Tamar Jacoby and Brent Staples
Dear Tamar,
Isn't that just the way. Just as the DJ puts on the hottest tunes, the party is over. Let me depart with some personal history that readers who wish to can find in my memoir Parallel Time: Growing Up in Black and White. I was recruited to college off of a street corner in a dying factory town where black boys were traditionally channeled into dead-end vocational jobs. I remember being startled when a college professor visiting our town told me after an hour's conversation, mainly on the street, that I was college material and would do rather well there--something that guidance counselors and teachers at my high school had never said, despite my appetite for Shakespeare. I went to Widener University, south of Philadelphia, where I found myself in the company of a great many prep-school boys who had blond hair, orthodonture--and every other conceivable advantage, including prepping for the SATs that had probably boosted their scores by 100 points or more.

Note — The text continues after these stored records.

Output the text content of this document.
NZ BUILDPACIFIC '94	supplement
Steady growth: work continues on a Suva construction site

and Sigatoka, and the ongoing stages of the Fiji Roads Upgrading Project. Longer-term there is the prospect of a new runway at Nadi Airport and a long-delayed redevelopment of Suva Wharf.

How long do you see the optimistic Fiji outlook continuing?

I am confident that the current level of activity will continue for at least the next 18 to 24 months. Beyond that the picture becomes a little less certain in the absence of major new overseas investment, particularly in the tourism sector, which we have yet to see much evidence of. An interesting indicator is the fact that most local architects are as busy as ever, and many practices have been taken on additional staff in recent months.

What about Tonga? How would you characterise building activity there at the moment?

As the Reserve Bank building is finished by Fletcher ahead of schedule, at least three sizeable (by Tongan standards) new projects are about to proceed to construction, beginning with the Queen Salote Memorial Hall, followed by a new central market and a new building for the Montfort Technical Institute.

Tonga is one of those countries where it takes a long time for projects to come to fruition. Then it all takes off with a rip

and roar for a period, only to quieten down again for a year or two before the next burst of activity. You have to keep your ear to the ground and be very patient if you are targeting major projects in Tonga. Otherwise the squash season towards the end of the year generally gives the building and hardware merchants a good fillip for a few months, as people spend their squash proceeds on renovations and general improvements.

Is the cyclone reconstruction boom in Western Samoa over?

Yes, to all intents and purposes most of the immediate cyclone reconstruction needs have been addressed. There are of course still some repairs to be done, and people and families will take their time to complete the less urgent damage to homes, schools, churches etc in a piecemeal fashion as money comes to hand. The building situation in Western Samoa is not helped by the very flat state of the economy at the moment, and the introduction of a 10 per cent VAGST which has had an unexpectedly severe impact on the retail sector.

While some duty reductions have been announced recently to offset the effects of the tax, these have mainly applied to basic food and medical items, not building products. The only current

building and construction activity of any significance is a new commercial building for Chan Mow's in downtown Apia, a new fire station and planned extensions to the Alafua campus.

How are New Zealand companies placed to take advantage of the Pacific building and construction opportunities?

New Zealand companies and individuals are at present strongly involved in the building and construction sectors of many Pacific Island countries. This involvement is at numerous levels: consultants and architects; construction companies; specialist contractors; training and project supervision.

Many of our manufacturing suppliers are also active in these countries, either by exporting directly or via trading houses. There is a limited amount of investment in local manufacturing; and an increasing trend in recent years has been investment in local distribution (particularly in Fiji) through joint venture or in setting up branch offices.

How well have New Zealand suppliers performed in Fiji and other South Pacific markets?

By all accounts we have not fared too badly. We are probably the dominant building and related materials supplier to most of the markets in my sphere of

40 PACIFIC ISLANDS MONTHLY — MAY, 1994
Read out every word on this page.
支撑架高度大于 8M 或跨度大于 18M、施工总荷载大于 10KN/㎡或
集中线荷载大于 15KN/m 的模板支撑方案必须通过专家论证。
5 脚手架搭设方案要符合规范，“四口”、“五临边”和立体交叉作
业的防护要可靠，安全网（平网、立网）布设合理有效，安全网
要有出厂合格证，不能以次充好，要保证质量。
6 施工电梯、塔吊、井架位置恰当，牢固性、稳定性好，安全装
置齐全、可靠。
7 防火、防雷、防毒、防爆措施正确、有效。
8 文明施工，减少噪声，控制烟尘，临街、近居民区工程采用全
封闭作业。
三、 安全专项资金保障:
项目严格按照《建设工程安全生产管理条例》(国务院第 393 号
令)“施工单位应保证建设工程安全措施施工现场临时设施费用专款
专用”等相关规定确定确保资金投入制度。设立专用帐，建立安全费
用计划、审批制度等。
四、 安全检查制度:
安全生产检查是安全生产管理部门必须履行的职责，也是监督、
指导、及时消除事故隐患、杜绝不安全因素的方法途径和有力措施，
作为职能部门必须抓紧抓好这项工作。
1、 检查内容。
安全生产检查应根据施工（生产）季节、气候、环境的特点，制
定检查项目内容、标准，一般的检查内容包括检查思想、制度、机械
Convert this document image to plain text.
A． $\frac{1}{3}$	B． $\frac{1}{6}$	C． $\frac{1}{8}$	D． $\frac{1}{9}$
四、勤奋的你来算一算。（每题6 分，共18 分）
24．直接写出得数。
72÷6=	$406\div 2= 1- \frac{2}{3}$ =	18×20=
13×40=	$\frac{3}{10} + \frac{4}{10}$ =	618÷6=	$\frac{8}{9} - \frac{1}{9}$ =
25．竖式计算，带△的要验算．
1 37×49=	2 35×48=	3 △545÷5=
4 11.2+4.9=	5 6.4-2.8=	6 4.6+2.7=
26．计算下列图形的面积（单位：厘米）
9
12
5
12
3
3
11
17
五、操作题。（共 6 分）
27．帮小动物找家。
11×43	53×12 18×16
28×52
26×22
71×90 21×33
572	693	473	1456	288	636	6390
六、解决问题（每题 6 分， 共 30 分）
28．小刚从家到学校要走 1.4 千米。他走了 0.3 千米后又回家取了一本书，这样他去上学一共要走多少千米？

I was middling performer in high school and middling performer on the SATs but in fact graduated 26th or so out of 400 or so from Widener--well ahead of all those characters with the orthodonture and prep-school educations. I was quicker (dare I say "more intelligent?") and a far better writer. Which amazed the faculty to no end, since the school had been relatively Negro-free for the previous century. I gave the honors commencement speech a few years ago and what an interesting evening that was.

In this vein, I would also point you to Claude Steele's most illuminating essay in the Atlantic just recently about the role of racial stereotyping--by white professors of black students--in suppressing academic performance among even superlative black performers. Mr. Steele is rather a genius, I think, along the lines of early geniuses such as the Harvard psychologist Gordon Allport, who seemed to see it all. Remember Allport's game? He'd begin a lecture showing two photographs: one of a white man holding a knife; the other of a black man empty-handed. At the end of the lecture, he'd ask the students "who had the knife?" Inevitably, student memory--which is to say, culturally engrained bigotry--had caused the knife to migrate to the Negro's hand. As a former college teacher (in statistics), I have always been interested in the nexus between the quantitative and the qualitative--and especially in the role of preconception in human performance.
The moral of this complicated picture is that SATs are not the be-all and end-all. They tell you some things, but not all things. In an adjacent vein, these stories about genetically enhanced smartness in mice are hilariously superficial. We do not yet know what intelligence even is. When we find out, its visual representation will be something like a very complex, perhaps even three-dimensional molecule, with elements all over the place.
On affirmative action. Am I ambivalent? No. It's the only thing that kept us from collapsing into racial factionalism and civil war. I really think that. But I am most determined to speak loudly on equal access to education.
On politics, I disagree with your assessment of my view. Tactical strategies do not preclude core values. But as you have said yourself, very few politicians have anything that even approaches the latter. I am sure that our paths will cross again, perhaps at luncheon, perhaps in Grand Central, where we can catch a glimpse of the famous Ms. Lilly Bart. But, uh oh, there goes the buzzer. Game over, see ya later.